A semana começa com o orçamento aprovado pelo Congresso como o principal elemento de obstrução na pauta política. O ministro da Economia, Paulo Guedes, não ficou bem no episódio.
O ministro fez coro ao diagnóstico de que a peça aprovada pelo Congresso é inexequível, mas há sinais de que não a desconhecia e, mesmo, de que participou dos acordos que levaram à versão final.
Sua crítica ao orçamento soou como quebra de acordo entre os parlamentares e registrou o primeiro atrito grave com o presidente da Câmara, Arthur Lira. Mais cedo ainda do que ocorrera com seu antecessor, Rodrigo Maia, a quem Guedes creditou o fracasso da agenda econômica no Congresso no primeiro biênio do governo Bolsonaro.
Tudo leva a crer que Guedes, de fato, não desconhecia a versão final.

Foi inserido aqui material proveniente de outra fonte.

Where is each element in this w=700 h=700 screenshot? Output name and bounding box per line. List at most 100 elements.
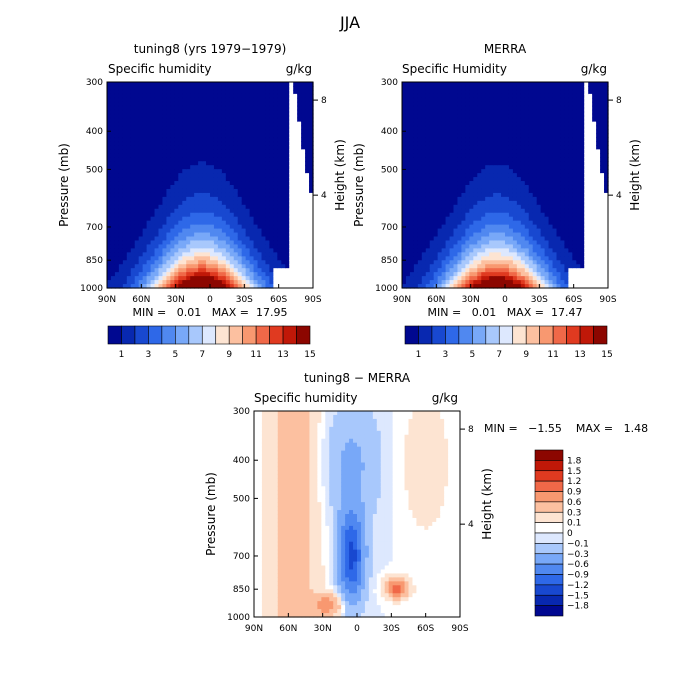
contour-cell (178, 125, 183, 131)
contour-cell (461, 204, 466, 210)
contour-cell (257, 272, 263, 277)
contour-cell (281, 177, 286, 182)
contour-cell (461, 185, 466, 190)
contour-cell (433, 188, 439, 194)
contour-cell (516, 236, 522, 242)
contour-cell (461, 153, 466, 158)
contour-cell (249, 264, 255, 269)
contour-cell (413, 113, 419, 119)
contour-cell (293, 149, 298, 154)
contour-cell (229, 228, 235, 234)
contour-cell (301, 169, 306, 174)
contour-cell (293, 208, 298, 214)
contour-cell (233, 141, 239, 146)
contour-cell (265, 109, 271, 115)
contour-cell (532, 236, 538, 242)
contour-cell (170, 157, 175, 162)
contour-cell (305, 153, 310, 158)
contour-cell (229, 248, 235, 253)
contour-cell (225, 125, 231, 131)
contour-cell (297, 260, 302, 265)
contour-cell (154, 145, 160, 150)
contour-cell (413, 85, 419, 91)
contour-cell (465, 240, 470, 246)
contour-cell (457, 173, 463, 178)
contour-cell (497, 220, 502, 226)
contour-cell (146, 284, 152, 289)
contour-cell (194, 244, 199, 249)
contour-cell (497, 208, 502, 214)
contour-cell (150, 220, 156, 226)
contour-cell (229, 200, 235, 206)
contour-cell (249, 192, 255, 198)
contour-cell (107, 89, 112, 95)
contour-cell (245, 117, 251, 123)
contour-cell (297, 117, 302, 123)
contour-cell (138, 185, 144, 190)
contour-cell (413, 208, 419, 214)
contour-cell (150, 204, 156, 210)
contour-cell (190, 145, 195, 150)
contour-cell (493, 220, 498, 226)
contour-cell (516, 240, 522, 246)
contour-cell (508, 129, 514, 135)
contour-cell (289, 105, 294, 111)
contour-cell (485, 173, 490, 178)
contour-cell (285, 280, 290, 285)
contour-cell (481, 276, 486, 281)
contour-cell (114, 228, 120, 234)
contour-cell (174, 192, 179, 198)
contour-cell (405, 165, 411, 170)
contour-cell (485, 204, 490, 210)
contour-cell (305, 228, 310, 234)
contour-cell (402, 157, 407, 162)
contour-cell (221, 117, 227, 123)
contour-cell (465, 276, 470, 281)
contour-cell (265, 85, 271, 91)
contour-cell (560, 101, 566, 107)
contour-cell (402, 82, 407, 87)
contour-cell (213, 149, 219, 154)
contour-cell (524, 188, 530, 194)
contour-cell (293, 188, 298, 194)
contour-cell (174, 188, 179, 194)
contour-cell (107, 105, 112, 111)
contour-cell (277, 212, 282, 218)
contour-cell (405, 268, 411, 273)
contour-cell (138, 149, 144, 154)
contour-cell (221, 204, 227, 210)
contour-cell (552, 157, 558, 162)
contour-cell (122, 248, 128, 253)
contour-cell (217, 169, 223, 174)
contour-cell (174, 149, 179, 154)
contour-cell (501, 169, 506, 174)
contour-cell (516, 109, 522, 115)
contour-cell (178, 204, 183, 210)
y-tick-label: 400 (86, 127, 103, 137)
contour-cell (433, 101, 439, 107)
contour-cell (516, 280, 522, 285)
contour-cell (261, 113, 267, 119)
contour-cell (461, 256, 466, 261)
contour-cell (305, 272, 310, 277)
contour-cell (249, 188, 255, 194)
contour-cell (178, 276, 183, 281)
contour-cell (512, 121, 518, 127)
contour-cell (210, 228, 215, 234)
contour-cell (142, 141, 148, 146)
contour-cell (229, 97, 235, 103)
contour-cell (198, 204, 203, 210)
contour-cell (245, 177, 251, 182)
contour-cell (540, 101, 546, 107)
contour-cell (469, 220, 474, 226)
contour-cell (241, 173, 247, 178)
contour-cell (485, 145, 490, 150)
contour-cell (501, 89, 506, 95)
contour-cell (170, 145, 175, 150)
contour-cell (229, 165, 235, 170)
contour-cell (198, 232, 203, 238)
contour-cell (162, 188, 168, 194)
contour-cell (520, 185, 526, 190)
contour-cell (473, 93, 478, 99)
contour-cell (453, 276, 459, 281)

Se não a aprovou expressamente silenciou, o que explica o ministério não ter enviado mensagem para corrigir os parâmetros da primeira proposta de Orçamento enviada, com índice de inflação e valor de salário-mínimo defasado.
Além disso, como demonstra artigo publicado no Valor na última quinta (1), do jornalista Ribamar Oliveira, por ocasião da tentativa de retirar o Bolsa Família da regra do Teto de Gastos, Guedes teria acertado R$ 16 bilhões em emendas adicionais. Subestimou assim R$ 17,5 bilhões em despesas obrigatórias – o que resultou nos R$ 22 bilhões que sobraram depois que o relator anunciou o corte de R$ 10 bilhões.
Por isso, a responsabilidade, agora, é do governo. Além da pressão política sobre Guedes – Lira e outros ficaram irritados com a posição dúbia do ministro e da sua equipe -, é importante observar a reação do mercado à percepção de que o ministro, no mínimo, flexibilizou sua postura fiscalista e colaborou para o Orçamento que, depois, tentou questionar.
O resultado é um impasse. O governo conta com alguma margem orçamentária e acredita, de fato, que gastará menos com a Previdência em 2021, mas sem saber quanto. A incerteza fiscal alertada pelo Banco Central está presente e dificilmente a solução será contábil, mas política.
Em entrevista ao Estadão no domingo (4), o presidente do Banco Central, Campos Neto, afirmou que a percepção de que o Orçamento da União é inexequível “confirma o risco político já presente no aumento para 0,75% da taxa de juros pelo Conselho de Política Monetária (Copom).
O Orçamento aprovado pelos congressistas confirmou esses temores ao escancarar seu viés eleitoral, combinando a subestimação das despesas obrigatórias com o aumento das emendas parlamentares. Para corrigir o rombo, alertaram os técnicos do governo, seriam necessários contingenciamentos tão profundos que poderiam paralisar a máquina pública.
Paulo Guedes tem um papel central no impasse. Quando as primeiras matérias deram conta idiossincrasia orçamentária, um analista de mercado afirmou que o episódio era tão absurdo que não se surpreenderia se a equipe econômica se demitisse a partir dele. Mais à frente, no entanto, revelou-se a participação da Economia na sua gênese.
Calamidade pública
É improvável que Lira volte atrás e faça uma redução adicional das emendas parlamentares no Orçamento em relação ao corte já anunciado por Bittar, de R$ 10 bilhões. Ir além o obrigaria a desfazer acordos com deputados por ocasião da aprovação de medidas difíceis e, mesmo, que alcancem sua eleição para a presidência da Câmara.
Sem a possibilidade de aumentar impostos para cobrir o rombo e sob ameaça de irregularidade fiscal, cresce a probabilidade de o presidente Jair Bolsonaro propor e de o Congresso aprovar novo estado de calamidade pública.
Leilões
Os leilões previstos entre 7 e 9 deste mês testarão o humor e a segurança dos investidores no país nessa fase de turbulência política e de pandemia. O governo, como se sabe, leiloará no período um conjunto de ativos que pode atrair R$ 10 bilhões em investimentos. Para ser ter uma ideia de grandeza, o orçamento do ministério de Infraestrutura para 2021 é de R$ 7 bilhões. São 22 aeroportos, 5 terminais portuários e a Ferrovia de Integração Oeste-Leste (Fiol), entre Ilhéus e Caetité, na Bahia.